Throughout the festival, which ran from July 26 to July 28, many children — boys and girls — wore smaller versions of the cape as they watched multiple women dominate the waves that crashed against the Oceanside Pier.

According to its organizers, the festival is about empowering women both in the water, with its surfers, and out of the water with its entertainment series and with its other competition, the Super Girl Gamer Pro.

Super Girl Gamer Pro is the only all-women, multi-title esports tournament in the United States. This was its third year as a competition, which was set up with all the essentials — computers, headphones and microphones, gaming chairs and a live stream of the competition — right on the beach.

Elizabeth Torres won the Super Smash Bros. Ultimate contest and Team Bot Difference took first place in the League of Legends showdown. Anna Damir took first in the Hearthstone challenge with Becky Booth in second, and Team CLG RED won the Counter-Strike: Global Offensive competition.

Even the festival’s concert series aimed to empower women with featured headliner Natasha Bedingfield and an all-women DJ competition.

The surf competition also featured a celebrity surf invitational.
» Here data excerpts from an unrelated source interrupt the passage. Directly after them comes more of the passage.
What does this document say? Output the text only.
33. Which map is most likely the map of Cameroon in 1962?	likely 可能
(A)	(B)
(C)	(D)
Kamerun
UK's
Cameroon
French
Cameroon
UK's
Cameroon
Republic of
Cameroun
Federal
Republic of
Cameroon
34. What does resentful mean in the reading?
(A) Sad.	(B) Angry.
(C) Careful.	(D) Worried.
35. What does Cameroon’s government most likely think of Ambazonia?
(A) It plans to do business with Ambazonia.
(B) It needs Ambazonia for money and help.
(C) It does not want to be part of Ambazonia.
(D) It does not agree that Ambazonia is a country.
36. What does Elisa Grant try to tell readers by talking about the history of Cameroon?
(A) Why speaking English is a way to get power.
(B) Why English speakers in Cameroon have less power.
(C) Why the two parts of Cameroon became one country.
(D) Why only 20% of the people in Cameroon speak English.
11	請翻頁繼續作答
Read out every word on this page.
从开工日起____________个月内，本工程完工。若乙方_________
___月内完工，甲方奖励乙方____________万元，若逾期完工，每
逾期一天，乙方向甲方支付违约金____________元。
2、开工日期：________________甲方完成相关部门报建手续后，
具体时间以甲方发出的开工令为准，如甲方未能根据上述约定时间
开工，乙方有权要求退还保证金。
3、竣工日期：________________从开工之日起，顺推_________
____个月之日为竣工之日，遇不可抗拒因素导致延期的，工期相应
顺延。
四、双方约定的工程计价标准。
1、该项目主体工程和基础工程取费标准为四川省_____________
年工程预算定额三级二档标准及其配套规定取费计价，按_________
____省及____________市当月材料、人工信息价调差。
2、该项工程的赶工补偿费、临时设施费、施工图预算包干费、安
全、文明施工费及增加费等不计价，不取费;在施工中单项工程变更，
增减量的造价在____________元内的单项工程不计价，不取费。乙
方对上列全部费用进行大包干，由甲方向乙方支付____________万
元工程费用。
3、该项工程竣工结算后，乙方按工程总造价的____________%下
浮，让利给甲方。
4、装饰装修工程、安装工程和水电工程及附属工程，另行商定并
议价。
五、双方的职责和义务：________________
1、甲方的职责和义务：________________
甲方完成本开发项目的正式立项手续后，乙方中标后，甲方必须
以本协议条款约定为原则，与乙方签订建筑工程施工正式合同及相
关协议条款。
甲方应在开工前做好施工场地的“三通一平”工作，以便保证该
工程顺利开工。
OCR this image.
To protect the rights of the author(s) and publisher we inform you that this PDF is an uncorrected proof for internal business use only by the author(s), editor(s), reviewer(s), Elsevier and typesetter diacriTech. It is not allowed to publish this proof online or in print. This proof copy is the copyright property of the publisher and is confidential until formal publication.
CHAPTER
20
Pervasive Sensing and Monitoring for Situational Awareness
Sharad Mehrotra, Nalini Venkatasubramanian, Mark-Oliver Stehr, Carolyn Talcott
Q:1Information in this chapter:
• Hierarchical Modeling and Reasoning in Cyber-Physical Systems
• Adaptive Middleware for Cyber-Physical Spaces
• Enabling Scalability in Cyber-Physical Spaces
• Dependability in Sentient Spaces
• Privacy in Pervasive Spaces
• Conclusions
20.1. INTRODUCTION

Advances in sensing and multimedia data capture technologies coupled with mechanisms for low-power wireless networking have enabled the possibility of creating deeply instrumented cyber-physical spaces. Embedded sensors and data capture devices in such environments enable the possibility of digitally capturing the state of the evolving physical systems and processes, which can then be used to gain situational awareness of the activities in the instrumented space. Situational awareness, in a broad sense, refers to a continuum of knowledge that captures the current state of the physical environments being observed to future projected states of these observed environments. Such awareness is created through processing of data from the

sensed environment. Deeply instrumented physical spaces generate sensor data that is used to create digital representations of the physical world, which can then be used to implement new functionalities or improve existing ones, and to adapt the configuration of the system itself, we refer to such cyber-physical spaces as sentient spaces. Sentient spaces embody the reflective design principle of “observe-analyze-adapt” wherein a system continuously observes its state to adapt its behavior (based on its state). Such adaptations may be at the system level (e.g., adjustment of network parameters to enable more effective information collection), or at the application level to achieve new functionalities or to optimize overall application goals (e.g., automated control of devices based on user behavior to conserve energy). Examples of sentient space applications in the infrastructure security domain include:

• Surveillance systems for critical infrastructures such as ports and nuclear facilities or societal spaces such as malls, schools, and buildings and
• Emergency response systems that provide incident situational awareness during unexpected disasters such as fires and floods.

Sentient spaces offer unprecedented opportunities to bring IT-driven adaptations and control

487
Switchfoot bassist Tim Foreman and Super Girl competitor Chelsea Roett narrowly won the invitational against the team of decorated, professional snowboarder Lindsey Jacobellis and Carlsbad native Alyssa Spencer, a local rising surfer who currently sits at No. 12 on the QS rankings.

Fans cheer on the competition during the Super Girl Surf Pro at the Oceanside Pier on July 28. Photo by Abraham Jewett

Fellow surfers, gamers and enthusiasts of the two sports attended the festival along with vacationing families looking to have a good time on the beach. The Methvins from Upland in San Bernardino County were one of those families.

Kim Methvin said she along with her husband and two kids were on their way to Carlsbad when they decided to stop by Oceanside. That’s when they stumbled upon the Super Girl Surf Pro.

“We thought, ‘let’s stop and enjoy this,’” she said.

The family of four watched from rocks on the beach underneath the Pier as Sibley and Kirra Pinkerton faced off against each other in Round 2 of the competition on Friday. Luke Methvin, 12, recorded a video with his phone of the surfers in the water as Pinkerton won that particular heat with Sibley coming in second.

The young Methvin was able to get footage of Pinkerton tearing through a rather large wave.

“The waves are big so it’s pretty tricky to figure out the lineup,” 16-year-old Pinkerton later told The Coast News after her win.

According to Methvin, her son first thought the competition in Oceanside was the US Open. When he found out that it was Super Girl, featuring all women surfers, he was still excited to check it out.

People walk near the Oceanside Pier during the Super Girl Surf Pro competition on July 28. Photo by Abraham Jewett

Luke Methvin and his father are both surfers and had plans to hit up San Elijo State Beach in Encinitas that weekend.

Methvin said her son doesn’t care if its men or women out in the water.

“Just to see a solid, good surfer — that’s what he loves,” she said.

Luke said the competition was “cool” and doesn’t think gender matters when it comes to the sport he loves.

“I think it’s so cool that they’re able to do this, making it just as good as the guys can, sometimes even better,” he said about the competition’s surfers. “I mean think of Bethany Hamilton, she’s got to be one of the greatest surfers alive.”

Luke didn’t get to see Hamilton surf while he was there on Friday. The famous professional surfer who lost an arm from a shark attack when she was 13 faced off against last year’s champion Carissa Moore on Saturday. Moore beat Hamilton on Sunday, defending her title until Sibley later took the cape.

Hamilton also provided commentary during the Adaptive Surf Competition, which was won by 16-year-old Olivia Stone, a congenital bilateral above the elbow amputee.

The festival may have been about empowering women, but it showed that even boys like Luke can look up to the women of surfing as well.

“They work so hard to be able to do this,” he said. “They deserve all of this. It’s super cool.”